NLTT 12758

Observation data Epoch J2000.0 Equinox ICRS
- Constellation: Eridanus
- Right ascension: 04^{h} 12^{m} 26.327^{s}
- Declination: −11° 17′ 47.28″
- Apparent magnitude (V): 15.5

Characteristics
- Evolutionary stage: Magnetized WD + non-magnetized WD
- Spectral type: DA

Astrometry
- Radial velocity (R_{v}): 58.0±3.9 km/s
- Proper motion (μ): RA: 202.726 mas/yr Dec.: −37.248 mas/yr
- Parallax (π): 28.4737±0.0345 mas
- Distance: 114.5 ± 0.1 ly (35.12 ± 0.04 pc)

Details

NLTT 12758A
- Mass: 0.83 M_{☉}

NLTT 12758B
- Mass: 0.69 M_{☉}

Database references
- SIMBAD: data

= NLTT 12758 =

Binary white dwarf system with degrading orbits

NLTT 12758 is a binary system of two white dwarf stars.

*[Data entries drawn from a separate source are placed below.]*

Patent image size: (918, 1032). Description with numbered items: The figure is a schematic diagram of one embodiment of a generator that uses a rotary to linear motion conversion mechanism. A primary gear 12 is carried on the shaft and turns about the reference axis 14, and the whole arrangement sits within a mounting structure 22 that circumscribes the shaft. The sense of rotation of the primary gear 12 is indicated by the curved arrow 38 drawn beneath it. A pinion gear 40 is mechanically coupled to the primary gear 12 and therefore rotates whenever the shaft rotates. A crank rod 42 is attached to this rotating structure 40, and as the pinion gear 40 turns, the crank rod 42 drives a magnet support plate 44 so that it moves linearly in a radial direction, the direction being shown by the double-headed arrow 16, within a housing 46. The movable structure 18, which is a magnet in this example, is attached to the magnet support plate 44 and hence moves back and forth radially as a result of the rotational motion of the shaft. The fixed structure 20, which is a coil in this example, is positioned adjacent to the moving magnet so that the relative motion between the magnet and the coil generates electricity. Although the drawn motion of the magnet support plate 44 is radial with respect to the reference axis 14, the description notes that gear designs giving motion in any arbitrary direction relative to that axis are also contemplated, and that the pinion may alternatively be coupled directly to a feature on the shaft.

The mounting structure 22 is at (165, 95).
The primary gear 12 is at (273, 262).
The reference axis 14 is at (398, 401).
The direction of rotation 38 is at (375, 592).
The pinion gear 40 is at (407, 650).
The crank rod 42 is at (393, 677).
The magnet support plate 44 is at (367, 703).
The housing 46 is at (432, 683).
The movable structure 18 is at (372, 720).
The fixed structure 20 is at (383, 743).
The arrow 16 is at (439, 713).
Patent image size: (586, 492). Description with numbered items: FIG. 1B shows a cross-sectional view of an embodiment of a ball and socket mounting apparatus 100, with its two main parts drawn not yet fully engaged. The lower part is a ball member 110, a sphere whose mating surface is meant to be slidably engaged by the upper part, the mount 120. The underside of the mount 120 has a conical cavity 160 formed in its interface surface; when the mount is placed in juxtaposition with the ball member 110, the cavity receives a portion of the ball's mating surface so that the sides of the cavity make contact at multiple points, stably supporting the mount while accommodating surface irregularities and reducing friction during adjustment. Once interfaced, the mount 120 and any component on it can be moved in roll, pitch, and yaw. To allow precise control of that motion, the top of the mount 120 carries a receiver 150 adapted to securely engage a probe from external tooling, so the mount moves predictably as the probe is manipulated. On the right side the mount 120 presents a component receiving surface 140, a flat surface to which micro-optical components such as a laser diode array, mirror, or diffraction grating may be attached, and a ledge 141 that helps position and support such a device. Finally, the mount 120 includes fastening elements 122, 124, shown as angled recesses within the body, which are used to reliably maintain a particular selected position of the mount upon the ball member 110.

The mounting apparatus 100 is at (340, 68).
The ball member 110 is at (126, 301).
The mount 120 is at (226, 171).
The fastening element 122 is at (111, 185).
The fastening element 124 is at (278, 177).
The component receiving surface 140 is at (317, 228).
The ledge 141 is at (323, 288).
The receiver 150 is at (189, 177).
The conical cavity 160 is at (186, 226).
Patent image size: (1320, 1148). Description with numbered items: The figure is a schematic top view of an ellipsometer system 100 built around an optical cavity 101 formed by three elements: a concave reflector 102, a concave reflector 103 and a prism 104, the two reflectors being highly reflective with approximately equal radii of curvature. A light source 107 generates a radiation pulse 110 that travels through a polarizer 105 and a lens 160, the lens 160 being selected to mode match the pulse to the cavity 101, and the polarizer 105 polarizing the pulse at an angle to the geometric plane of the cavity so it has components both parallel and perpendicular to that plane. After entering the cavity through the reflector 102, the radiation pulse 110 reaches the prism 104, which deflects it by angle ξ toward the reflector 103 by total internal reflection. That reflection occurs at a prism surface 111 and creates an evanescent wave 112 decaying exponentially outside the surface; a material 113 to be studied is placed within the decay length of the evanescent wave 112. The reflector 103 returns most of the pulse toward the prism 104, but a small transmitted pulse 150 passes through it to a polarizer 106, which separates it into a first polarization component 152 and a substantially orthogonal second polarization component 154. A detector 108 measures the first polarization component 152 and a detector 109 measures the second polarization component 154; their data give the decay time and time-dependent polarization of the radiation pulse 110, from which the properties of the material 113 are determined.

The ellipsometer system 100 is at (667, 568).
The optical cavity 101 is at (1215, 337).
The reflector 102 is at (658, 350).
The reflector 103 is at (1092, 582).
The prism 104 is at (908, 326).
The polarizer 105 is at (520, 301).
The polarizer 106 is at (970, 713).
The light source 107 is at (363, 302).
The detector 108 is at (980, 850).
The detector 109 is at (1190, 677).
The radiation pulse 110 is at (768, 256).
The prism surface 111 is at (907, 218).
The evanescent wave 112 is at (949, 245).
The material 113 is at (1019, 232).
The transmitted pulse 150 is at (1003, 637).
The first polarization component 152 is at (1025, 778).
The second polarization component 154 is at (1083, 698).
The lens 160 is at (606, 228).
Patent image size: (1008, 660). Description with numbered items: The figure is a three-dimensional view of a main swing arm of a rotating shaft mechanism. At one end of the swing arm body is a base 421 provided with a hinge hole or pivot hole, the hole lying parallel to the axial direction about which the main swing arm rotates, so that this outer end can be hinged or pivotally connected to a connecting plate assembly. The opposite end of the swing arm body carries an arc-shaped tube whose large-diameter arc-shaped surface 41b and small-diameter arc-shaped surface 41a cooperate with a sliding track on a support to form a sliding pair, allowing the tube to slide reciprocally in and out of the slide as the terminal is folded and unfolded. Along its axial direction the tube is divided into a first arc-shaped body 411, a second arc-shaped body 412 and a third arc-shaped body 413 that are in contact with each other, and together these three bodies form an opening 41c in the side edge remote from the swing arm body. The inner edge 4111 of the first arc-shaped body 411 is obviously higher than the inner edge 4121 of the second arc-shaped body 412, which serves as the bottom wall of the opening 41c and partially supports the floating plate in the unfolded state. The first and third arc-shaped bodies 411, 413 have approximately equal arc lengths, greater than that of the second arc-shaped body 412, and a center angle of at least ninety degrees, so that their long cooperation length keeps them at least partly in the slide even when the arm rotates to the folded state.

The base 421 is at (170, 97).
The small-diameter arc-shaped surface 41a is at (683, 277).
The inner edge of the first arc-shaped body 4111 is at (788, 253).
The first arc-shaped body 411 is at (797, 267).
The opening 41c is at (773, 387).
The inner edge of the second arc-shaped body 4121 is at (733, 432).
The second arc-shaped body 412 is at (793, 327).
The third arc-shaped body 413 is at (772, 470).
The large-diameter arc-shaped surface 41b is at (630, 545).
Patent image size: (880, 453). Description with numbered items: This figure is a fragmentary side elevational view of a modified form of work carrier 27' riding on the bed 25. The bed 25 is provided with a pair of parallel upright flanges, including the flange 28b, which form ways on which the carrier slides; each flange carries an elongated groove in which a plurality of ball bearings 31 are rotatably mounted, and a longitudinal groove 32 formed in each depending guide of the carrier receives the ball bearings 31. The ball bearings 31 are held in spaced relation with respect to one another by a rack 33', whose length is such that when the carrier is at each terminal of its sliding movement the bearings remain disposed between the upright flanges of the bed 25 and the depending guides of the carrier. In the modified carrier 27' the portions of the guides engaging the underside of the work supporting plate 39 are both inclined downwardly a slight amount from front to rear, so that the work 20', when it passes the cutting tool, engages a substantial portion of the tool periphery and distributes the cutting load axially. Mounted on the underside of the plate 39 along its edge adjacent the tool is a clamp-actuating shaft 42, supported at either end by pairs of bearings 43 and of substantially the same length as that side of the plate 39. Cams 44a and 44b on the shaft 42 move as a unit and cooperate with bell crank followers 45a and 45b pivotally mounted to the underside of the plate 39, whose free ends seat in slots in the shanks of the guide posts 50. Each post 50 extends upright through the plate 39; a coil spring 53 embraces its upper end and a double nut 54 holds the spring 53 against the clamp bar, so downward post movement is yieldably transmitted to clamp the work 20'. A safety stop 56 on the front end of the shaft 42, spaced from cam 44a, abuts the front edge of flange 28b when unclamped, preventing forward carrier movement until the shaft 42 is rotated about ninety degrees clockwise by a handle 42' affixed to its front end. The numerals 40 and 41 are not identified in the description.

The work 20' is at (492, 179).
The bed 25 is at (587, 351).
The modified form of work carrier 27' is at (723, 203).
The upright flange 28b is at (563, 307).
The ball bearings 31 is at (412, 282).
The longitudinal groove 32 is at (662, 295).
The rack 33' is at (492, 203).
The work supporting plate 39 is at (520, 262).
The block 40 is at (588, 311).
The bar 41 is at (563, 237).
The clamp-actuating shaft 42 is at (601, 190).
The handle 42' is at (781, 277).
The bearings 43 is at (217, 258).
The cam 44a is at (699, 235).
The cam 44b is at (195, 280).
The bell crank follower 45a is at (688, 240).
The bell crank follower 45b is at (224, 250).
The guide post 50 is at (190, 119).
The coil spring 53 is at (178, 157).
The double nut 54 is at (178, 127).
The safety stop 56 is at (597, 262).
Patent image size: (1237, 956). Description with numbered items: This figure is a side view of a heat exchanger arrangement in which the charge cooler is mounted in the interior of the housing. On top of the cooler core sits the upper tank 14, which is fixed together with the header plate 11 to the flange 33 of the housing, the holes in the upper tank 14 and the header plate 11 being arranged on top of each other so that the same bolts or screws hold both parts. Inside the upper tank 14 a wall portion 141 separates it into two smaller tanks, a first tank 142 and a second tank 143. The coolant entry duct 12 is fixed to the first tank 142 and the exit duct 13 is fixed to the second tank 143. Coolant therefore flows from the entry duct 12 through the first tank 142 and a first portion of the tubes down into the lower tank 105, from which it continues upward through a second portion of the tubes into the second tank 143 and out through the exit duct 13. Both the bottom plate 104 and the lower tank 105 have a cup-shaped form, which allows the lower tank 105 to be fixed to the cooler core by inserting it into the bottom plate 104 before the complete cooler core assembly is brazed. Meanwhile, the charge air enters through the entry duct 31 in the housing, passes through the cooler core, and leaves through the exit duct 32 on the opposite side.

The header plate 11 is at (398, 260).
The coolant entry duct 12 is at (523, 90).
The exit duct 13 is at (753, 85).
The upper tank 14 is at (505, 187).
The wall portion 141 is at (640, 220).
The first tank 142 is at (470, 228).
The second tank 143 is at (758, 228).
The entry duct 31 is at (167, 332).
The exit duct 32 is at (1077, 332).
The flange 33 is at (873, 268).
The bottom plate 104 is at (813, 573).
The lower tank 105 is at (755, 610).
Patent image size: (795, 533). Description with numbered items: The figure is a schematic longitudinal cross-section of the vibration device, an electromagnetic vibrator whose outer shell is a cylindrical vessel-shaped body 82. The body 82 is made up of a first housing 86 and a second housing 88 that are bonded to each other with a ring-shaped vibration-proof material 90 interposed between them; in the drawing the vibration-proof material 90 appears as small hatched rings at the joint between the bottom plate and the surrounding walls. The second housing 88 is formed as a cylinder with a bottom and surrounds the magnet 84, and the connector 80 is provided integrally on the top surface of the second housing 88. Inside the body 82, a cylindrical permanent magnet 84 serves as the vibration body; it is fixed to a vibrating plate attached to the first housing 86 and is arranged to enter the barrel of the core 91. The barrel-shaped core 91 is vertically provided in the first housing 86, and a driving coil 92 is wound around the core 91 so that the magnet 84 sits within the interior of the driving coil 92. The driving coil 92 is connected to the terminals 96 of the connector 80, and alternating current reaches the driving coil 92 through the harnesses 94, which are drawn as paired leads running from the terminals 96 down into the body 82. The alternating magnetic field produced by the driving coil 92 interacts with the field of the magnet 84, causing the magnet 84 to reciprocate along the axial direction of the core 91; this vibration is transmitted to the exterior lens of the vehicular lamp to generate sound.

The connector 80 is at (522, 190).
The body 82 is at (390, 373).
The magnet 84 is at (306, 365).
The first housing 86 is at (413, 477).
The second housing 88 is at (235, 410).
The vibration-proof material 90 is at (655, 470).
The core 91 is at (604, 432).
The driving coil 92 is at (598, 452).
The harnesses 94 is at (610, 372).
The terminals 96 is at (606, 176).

The pair of white dwarfs are orbiting each other on a 1.154 day orbital period. The total combined mass of these white dwarfs is higher than the Chandrasekhar mass limit which is at 1.4 solar masses. This is important as their orbits are degrading. When they collide, one of two outcomes will likely occur. Either they will accrete their mass and collapse into a neutron star or trigger a type Ia supernova. This will occur in the far future of 10 Hubble times, roughly 140 billion years from now.

Most binary systems of white dwarfs form through common-envelope evolution. It occurs when the more massive star fills its Roche limit during its red giant phase. The second star then starts to accrete material from the red giant in a dynamically unstable process of mass transfer. Then the shedding of the envelope strips both envelopes and the orbital distance shrinks leaving behind two white dwarfs with an orbital period of a few days to a few hours. NLTT 12758A likely underwent this process twice.

== Components ==
The two white dwarfs are similar with a similar mass and a similar age.

=== NLTT 12758A ===
The first white dwarf is the more massive of the two with a mass of 0.83 solar masses. It has a strong magnetic field of 3.1 MG, making it classed as a magnetic white dwarf. It has a spin period of 23 minutes. The fast rotation means its core is likely to be currently crystallizing.

=== NLTT 12758B ===
The second white dwarf in the system is less massive with 0.69 solar masses. It is apparently non-magnetic.